With this in mind, I begin the trek to my room near the main area.
As I come up through the tunnels, about halfway up to the main room, I sense Lin hiding near one of the tunnel offshoots. Where she is hiding, obscured by web and darkness. She actually seems to have found an excellent hiding location. One I’ll have to remember, in case we ever get invaded…
Without my scan, I would have no idea that she was hiding there.
It crosses my mind that she accidentally might get stuck on the web, but luckily, it doesn’t appear to be sticky web.
Maybe it is something like structural, hardened web. I’m honestly not sure.
Gong is basically a genius and trained her body to use a combination of different densities and chemicals, achieving a wide variety of web types.
While all of this seems slightly suspicious, I still decide to play along and act like I don’t notice her hiding.
As I get closer, I can sense her freeze up. Apparently, she has noticed me approaching. She takes a deep breath and pulls a hidden line of web, strung alongside the wall. Quickly, I send a pulse out to see where it leads.

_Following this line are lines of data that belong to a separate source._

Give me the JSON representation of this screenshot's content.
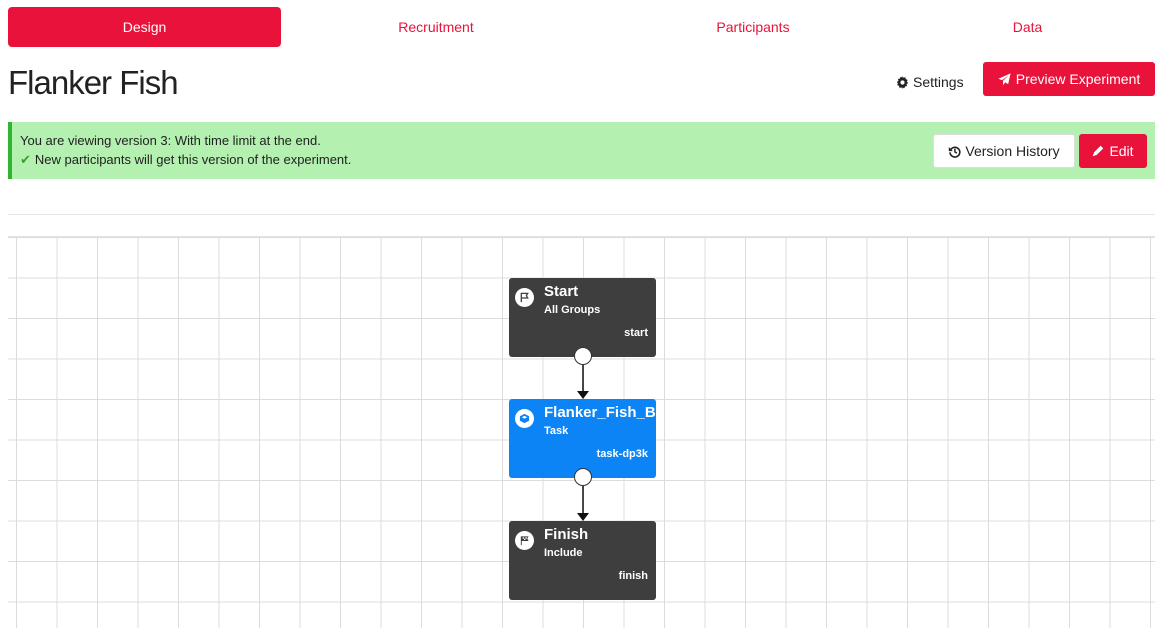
{
  "tabs": [
    {
      "label": "Design",
      "active": true
    },
    {
      "label": "Recruitment",
      "active": false
    },
    {
      "label": "Participants",
      "active": false
    },
    {
      "label": "Data",
      "active": false
    }
  ],
  "header": {
    "title": "Flanker Fish",
    "settings_label": "Settings",
    "preview_label": "Preview Experiment"
  },
  "banner": {
    "line1": "You are viewing version 3: With time limit at the end.",
    "line2": "New participants will get this version of the experiment.",
    "version_history_label": "Version History",
    "edit_label": "Edit"
  },
  "flow": {
    "nodes": [
      {
        "title": "Start",
        "subtitle": "All Groups",
        "id": "start",
        "icon": "flag-icon"
      },
      {
        "title": "Flanker_Fish_B",
        "subtitle": "Task",
        "id": "task-dp3k",
        "icon": "task-icon"
      },
      {
        "title": "Finish",
        "subtitle": "Include",
        "id": "finish",
        "icon": "checkered-flag-icon"
      }
    ]
  },
  "colors": {
    "accent": "#e8123a",
    "banner_bg": "#b4f0b0",
    "banner_border": "#31b531",
    "node_dark": "#3e3e3e",
    "node_blue": "#0d84f5"
  }
}
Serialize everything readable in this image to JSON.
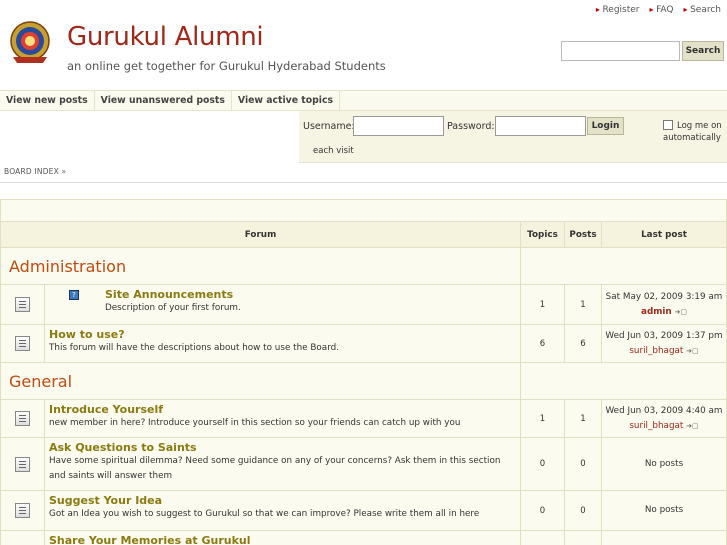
{
  "header": {
    "title": "Gurukul Alumni",
    "description": "an online get together for Gurukul Hyderabad Students"
  },
  "toplinks": [
    "Register",
    "FAQ",
    "Search"
  ],
  "search": {
    "button": "Search",
    "placeholder": ""
  },
  "nav": [
    "View new posts",
    "View unanswered posts",
    "View active topics"
  ],
  "login": {
    "username_label": "Username:",
    "password_label": "Password:",
    "button": "Login",
    "remember": "Log me on automatically",
    "remember_tail": "each visit"
  },
  "breadcrumb": "BOARD INDEX »",
  "table": {
    "col_forum": "Forum",
    "col_topics": "Topics",
    "col_posts": "Posts",
    "col_last": "Last post"
  },
  "categories": [
    {
      "name": "Administration",
      "forums": [
        {
          "name": "Site Announcements",
          "desc": "Description of your first forum.",
          "topics": "1",
          "posts": "1",
          "last_date": "Sat May 02, 2009 3:19 am",
          "last_user": "admin",
          "admin": true,
          "small_icon": "?"
        },
        {
          "name": "How to use?",
          "desc": "This forum will have the descriptions about how to use the Board.",
          "topics": "6",
          "posts": "6",
          "last_date": "Wed Jun 03, 2009 1:37 pm",
          "last_user": "suril_bhagat"
        }
      ]
    },
    {
      "name": "General",
      "forums": [
        {
          "name": "Introduce Yourself",
          "desc": "new member in here? Introduce yourself in this section so your friends can catch up with you",
          "topics": "1",
          "posts": "1",
          "last_date": "Wed Jun 03, 2009 4:40 am",
          "last_user": "suril_bhagat"
        },
        {
          "name": "Ask Questions to Saints",
          "desc": "Have some spiritual dilemma? Need some guidance on any of your concerns? Ask them in this section and saints will answer them",
          "topics": "0",
          "posts": "0",
          "no_posts": "No posts"
        },
        {
          "name": "Suggest Your Idea",
          "desc": "Got an Idea you wish to suggest to Gurukul so that we can improve? Please write them all in here",
          "topics": "0",
          "posts": "0",
          "no_posts": "No posts"
        },
        {
          "name": "Share Your Memories at Gurukul",
          "desc": "",
          "topics": "",
          "posts": ""
        }
      ]
    }
  ]
}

It’s not that I don’t trust Lin… but I still need to verify. As dad used to say, ‘Trust your allies, but still verify.’
People can change.
My scan follows the string around the bends, up the halls, and across the tunnel structure. Going all the way up to the main room. Where I finally see Ai, on the other side of that line.
I can see her tie the line back into a hidden hook on the wall and sprint down the halls, away from the main room and towards Gong’s room.
Her face is pretty intense, as it is clear she is going full speed to get there.
My mind races to what she might need from Gong’s room that requires seeing if either me or Gong are nearby.
Could it be a gift? No, they look far too anxious for that. Also, they have been waiting for us, instead of preparing.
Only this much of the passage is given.